9 Things You’ll Become Addicted To After Living in Seattle
1. The Seattle dog from a corner in Capitol Hill late-night.
You might have to be drunk the first time someone convinces you to put grilled onions and cream cheese on a hot dog — I know I was. But once you try it, you will never henceforth knock it.
2. The walking art gallery of gorgeous tattoos
Damon Conklin, April Cornell, and Chris Adams craft dahlias, cedars, and mountains to celebrate the landscape, mark people with a sign of the craft they love, or ink a mini piece of pizza or a cupcake because nothing matters.
3. Summer euphoria that kinda feels like drugs.
Standing on the corner, eyes closed, face turned toward the light: totally normal.
4. When the sun comes out, you call in sick, buy new sunglasses, and hit up a patch of grass with the rest of the Seattleites skipping work.
5. 45-minute drives to mountains and forests and water
Point your car in any direction and you’ll end up somewhere beautiful within an hour or so. You can take a nature day and still be home and showered in time for dinner and a show.

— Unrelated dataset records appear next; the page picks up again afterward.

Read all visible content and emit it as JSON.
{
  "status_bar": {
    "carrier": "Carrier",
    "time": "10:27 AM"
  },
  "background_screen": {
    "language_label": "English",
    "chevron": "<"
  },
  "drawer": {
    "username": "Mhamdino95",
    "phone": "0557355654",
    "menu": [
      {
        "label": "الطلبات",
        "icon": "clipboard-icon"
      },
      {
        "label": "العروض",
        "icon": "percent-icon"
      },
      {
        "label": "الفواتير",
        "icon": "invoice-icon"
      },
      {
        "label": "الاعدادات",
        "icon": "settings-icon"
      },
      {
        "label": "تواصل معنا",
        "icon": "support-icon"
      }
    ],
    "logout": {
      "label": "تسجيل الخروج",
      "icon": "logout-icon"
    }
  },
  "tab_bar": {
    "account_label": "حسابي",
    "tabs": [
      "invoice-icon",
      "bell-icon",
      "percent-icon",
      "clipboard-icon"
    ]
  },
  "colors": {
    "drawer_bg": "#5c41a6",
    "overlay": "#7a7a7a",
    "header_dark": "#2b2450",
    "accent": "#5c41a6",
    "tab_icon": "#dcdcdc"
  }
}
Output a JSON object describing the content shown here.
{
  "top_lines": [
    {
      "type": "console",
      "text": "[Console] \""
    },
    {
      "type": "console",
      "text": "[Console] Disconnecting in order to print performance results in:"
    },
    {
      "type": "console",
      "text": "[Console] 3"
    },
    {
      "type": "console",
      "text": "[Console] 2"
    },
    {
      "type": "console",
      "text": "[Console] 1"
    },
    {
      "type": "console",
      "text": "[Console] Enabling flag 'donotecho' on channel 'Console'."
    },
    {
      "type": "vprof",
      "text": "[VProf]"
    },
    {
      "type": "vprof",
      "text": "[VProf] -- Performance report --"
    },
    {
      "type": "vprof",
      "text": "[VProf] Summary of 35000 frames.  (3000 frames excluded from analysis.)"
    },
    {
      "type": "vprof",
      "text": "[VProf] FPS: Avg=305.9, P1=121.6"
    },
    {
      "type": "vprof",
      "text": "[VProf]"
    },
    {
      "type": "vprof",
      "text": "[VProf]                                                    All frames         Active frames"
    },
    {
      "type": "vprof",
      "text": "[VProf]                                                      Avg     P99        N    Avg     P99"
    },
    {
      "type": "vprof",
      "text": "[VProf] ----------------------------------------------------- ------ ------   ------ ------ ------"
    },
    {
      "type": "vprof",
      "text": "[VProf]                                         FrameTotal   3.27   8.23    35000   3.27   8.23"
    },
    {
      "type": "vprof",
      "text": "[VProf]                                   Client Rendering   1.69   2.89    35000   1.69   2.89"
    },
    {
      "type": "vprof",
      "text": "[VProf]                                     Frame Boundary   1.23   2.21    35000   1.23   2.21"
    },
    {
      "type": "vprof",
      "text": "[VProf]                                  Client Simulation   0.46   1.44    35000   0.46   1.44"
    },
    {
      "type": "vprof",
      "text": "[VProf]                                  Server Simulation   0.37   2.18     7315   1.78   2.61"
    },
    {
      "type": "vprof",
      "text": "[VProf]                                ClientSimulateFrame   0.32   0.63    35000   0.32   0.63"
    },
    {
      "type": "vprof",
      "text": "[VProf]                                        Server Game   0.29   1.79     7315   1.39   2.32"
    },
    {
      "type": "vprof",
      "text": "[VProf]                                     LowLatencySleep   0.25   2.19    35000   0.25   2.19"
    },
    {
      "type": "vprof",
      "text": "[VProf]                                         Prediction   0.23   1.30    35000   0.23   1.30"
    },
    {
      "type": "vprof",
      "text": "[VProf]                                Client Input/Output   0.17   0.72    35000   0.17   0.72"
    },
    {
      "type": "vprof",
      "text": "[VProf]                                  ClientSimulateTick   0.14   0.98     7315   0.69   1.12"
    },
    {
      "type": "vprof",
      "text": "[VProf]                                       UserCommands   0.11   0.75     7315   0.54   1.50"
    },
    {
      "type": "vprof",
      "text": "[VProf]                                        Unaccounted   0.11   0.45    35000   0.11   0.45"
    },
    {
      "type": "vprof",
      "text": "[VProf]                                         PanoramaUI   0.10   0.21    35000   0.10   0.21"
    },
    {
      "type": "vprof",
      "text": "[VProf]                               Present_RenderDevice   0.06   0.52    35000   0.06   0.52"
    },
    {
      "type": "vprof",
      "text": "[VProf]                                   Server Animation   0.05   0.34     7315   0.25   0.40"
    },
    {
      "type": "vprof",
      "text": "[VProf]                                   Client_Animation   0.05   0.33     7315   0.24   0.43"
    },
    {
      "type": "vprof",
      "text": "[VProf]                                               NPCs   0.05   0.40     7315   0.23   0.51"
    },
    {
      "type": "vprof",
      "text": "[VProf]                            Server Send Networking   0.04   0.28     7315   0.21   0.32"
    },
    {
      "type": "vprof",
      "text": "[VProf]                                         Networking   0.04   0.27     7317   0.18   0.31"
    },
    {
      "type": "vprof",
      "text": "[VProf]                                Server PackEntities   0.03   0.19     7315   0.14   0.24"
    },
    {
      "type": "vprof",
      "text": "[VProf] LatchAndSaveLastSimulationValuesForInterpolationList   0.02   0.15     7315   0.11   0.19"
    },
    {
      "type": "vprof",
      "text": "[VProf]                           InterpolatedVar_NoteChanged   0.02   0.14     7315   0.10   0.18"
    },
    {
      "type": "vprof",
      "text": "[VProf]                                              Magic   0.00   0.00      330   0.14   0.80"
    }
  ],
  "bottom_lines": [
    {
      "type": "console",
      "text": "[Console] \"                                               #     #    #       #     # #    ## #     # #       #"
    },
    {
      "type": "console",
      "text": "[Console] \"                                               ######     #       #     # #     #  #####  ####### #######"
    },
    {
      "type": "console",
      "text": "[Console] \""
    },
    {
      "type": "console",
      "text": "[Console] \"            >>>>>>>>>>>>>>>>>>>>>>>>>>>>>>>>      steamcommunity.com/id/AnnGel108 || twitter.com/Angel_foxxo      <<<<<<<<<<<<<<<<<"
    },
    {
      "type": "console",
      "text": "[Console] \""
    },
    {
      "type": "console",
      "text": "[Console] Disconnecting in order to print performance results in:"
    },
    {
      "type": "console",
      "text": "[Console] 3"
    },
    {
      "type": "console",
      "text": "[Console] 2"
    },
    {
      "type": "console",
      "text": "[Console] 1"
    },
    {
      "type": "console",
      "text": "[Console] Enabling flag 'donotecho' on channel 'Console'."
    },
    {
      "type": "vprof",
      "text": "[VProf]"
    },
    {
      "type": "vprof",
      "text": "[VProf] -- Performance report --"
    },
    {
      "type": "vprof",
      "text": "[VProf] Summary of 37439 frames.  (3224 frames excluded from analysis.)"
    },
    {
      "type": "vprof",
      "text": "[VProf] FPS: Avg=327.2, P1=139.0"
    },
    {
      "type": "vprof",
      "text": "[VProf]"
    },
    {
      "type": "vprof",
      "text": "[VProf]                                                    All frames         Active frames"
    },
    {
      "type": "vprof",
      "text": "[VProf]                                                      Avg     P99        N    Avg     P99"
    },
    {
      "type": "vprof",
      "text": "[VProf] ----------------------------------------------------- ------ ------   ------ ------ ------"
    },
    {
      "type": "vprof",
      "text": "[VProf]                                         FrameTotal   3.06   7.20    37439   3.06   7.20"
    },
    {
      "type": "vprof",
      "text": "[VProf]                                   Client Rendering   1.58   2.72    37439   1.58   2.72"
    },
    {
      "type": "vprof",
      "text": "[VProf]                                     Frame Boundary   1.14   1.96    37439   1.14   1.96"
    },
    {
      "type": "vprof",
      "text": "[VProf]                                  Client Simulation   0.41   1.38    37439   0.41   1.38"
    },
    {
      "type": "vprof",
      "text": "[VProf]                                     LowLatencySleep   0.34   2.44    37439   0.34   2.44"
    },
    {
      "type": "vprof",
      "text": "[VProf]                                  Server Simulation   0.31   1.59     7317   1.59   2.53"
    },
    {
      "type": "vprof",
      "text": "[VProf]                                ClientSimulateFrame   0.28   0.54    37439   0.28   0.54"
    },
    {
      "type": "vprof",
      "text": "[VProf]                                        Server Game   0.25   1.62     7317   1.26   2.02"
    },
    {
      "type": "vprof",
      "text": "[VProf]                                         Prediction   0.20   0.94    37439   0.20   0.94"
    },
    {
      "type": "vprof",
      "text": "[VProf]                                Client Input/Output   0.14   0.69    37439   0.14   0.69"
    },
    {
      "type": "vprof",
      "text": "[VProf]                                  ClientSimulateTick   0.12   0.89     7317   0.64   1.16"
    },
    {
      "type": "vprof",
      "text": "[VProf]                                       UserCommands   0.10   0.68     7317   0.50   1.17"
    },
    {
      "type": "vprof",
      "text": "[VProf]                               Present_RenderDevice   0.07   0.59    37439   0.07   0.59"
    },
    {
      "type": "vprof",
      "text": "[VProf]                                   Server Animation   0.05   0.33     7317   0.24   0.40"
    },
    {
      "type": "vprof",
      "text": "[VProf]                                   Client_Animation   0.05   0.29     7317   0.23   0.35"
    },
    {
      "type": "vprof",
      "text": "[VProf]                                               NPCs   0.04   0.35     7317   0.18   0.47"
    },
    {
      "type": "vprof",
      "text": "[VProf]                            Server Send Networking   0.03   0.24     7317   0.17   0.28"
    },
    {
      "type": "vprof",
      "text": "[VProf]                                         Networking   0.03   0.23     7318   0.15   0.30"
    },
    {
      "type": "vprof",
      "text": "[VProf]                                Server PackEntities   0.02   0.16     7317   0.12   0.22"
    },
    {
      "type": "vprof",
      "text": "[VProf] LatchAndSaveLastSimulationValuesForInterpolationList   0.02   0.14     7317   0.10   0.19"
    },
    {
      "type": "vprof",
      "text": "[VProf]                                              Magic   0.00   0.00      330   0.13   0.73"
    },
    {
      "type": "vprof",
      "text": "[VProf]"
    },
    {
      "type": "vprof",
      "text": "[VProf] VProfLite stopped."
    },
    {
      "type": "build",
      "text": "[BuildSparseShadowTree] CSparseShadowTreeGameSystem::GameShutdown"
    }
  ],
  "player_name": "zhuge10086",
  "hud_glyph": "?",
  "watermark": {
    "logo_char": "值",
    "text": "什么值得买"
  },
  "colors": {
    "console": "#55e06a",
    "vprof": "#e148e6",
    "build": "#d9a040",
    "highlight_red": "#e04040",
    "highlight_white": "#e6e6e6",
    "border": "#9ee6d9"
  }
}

6. Hand-crafted, small-batch, artisanal deliciousness
The man who won the World Cup of Baking that one time? His chocolate croissants are two blocks from my place at Bakery Nouveau. The biscuits Harper’s Bazaar just featured? They’re two blocks the other way at The Wandering Goose. In Seattle, we’re not chunky, we’re well-fed.
7. The rain
It’s basically an institutionalized reason to nap, to read, draw, or listen to a new band while you whip up some curry.
8. 90.3 KEXP
This station gives us local bands, live performances, and a Friday song that makes you happy dance every time you happen to catch it. Most radio stations in the United States are an interchangeable slog through predictable programming. Not this one.
9. Coffee at Vivace or Victrola
When it’s dark and wet and freezing outside as I leave for work, that $4.50 for a latte seems less like a luxury tax and more like buying a reason to live. Oh, and look, they put a heart in the foam. Everything’s going to be ok now.